En la presentación de resultados anuales en Valencia, el presidente de Caixabank, Jordi Gual, mostró su satisfacción por la marcha de la entidad en «un año con momentos difíciles, pero en los que se han obtenido unos magníficos resultados», razón por lo que ha agradecido el comportamiento del personal en «esos días complicados».

Gual destacó que la decisión del cambio de sede tuvo un efecto inmediato en la reversión de la pérdida de depósitos. «Fue una decisión acertada pero difícil», destacó, y aunque reconoció que «podría haber clientes a los que la decisión les disgustó desde un punto de vista emocional», el paso obedecía a la necesidad de defender los intereses de los accionistas.

De hecho, el presidente de la corporación aclaró que ese proceso de recuperación de ahorros comenzó el día siguiente a la decisión de trasladar la sede social desde Barcelona a Valencia, donde también se encuentra fijada ya su sede fiscal. «Si eso ocurrió un viernes, la reversión del proceso si inició el lunes siguiente», explicó.

Por su parte, desde Madrid, donde el Sabadell también presentaba ayer sus cuentas anuales, el presidente de esa entidad, Josep Oliu, reconoció que, tras un momento inicial de «nerviosismo» en octubre, el último trimestre del año se cerró con un balance positivo en torno a 1.200 millones.

En cualquier caso, Oliu remarcó que no hubo «boicot», sino más bien una reacción de nerviosismo de la clientela ante el riesgo de que la entidad quedara fuera del paraguas del Banco Central Europeo. A la pregunta de si se sentía exiliado por haber tenido que trasladar la sede social del banco fuera de Cataluña respondió: «Yo no me siento exiliado. Me sentiría así si estuviera fuera de España. El banco es una realidad que está en diferentes partes».

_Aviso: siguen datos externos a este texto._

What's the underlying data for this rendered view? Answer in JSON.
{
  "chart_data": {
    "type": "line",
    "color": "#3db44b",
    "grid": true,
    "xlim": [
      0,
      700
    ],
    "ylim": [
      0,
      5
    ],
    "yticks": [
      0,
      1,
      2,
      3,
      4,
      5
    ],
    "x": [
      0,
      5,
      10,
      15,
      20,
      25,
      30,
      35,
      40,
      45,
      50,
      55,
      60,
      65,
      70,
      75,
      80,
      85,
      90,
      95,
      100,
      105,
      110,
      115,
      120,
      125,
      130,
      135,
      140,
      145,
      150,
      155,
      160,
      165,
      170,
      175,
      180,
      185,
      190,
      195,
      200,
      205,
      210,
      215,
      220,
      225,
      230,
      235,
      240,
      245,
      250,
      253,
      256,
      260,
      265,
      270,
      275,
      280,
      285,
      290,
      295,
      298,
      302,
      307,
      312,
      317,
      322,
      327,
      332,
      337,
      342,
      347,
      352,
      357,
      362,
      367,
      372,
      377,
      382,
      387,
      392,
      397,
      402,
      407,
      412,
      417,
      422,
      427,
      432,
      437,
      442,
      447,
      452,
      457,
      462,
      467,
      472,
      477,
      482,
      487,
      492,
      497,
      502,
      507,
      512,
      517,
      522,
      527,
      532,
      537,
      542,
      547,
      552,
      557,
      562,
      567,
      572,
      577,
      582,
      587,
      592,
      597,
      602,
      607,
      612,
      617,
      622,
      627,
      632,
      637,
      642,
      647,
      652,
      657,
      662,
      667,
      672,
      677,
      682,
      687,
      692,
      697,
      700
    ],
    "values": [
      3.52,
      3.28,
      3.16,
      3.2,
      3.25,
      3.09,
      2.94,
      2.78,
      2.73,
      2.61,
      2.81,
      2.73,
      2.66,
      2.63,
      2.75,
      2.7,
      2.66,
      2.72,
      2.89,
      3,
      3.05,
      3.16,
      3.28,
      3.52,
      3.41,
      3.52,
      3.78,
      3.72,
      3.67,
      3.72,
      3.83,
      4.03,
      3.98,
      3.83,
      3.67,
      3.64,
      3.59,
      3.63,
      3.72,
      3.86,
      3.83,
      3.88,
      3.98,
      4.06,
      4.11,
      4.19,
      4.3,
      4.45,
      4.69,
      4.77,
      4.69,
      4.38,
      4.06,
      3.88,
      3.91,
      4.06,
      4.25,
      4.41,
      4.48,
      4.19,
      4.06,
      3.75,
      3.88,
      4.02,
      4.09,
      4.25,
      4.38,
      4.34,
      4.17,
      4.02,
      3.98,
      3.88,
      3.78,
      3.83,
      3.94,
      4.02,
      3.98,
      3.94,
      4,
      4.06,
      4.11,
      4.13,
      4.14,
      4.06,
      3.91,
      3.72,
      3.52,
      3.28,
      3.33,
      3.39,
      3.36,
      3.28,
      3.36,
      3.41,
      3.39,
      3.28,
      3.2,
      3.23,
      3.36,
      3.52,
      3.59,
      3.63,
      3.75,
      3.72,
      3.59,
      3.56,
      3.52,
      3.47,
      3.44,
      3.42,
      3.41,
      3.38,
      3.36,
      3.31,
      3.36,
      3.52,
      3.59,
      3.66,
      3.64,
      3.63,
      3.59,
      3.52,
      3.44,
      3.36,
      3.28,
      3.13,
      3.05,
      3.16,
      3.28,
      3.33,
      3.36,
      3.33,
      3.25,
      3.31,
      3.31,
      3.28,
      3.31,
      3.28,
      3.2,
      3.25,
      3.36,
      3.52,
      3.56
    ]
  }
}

De cara al futuro, Gual evitó pronunciar cualquier tipo de estimación sobre la evolución de los acontecimientos y manifestó su esperanza en que los responsables lleguen a una solución. Por su parte, Oliu apuntó que, aunque la incertidumbre política de Cataluña está «latente», para él tiene más valor la certidumbre institucional, por lo que si el próximo gobierno catalán está en el marco de las instituciones, no tendrá impacto sobre la economía española. En todo caso, ambos confirmaron que la mudanza se había planteado de forma estable y no se planteaban la vuelta.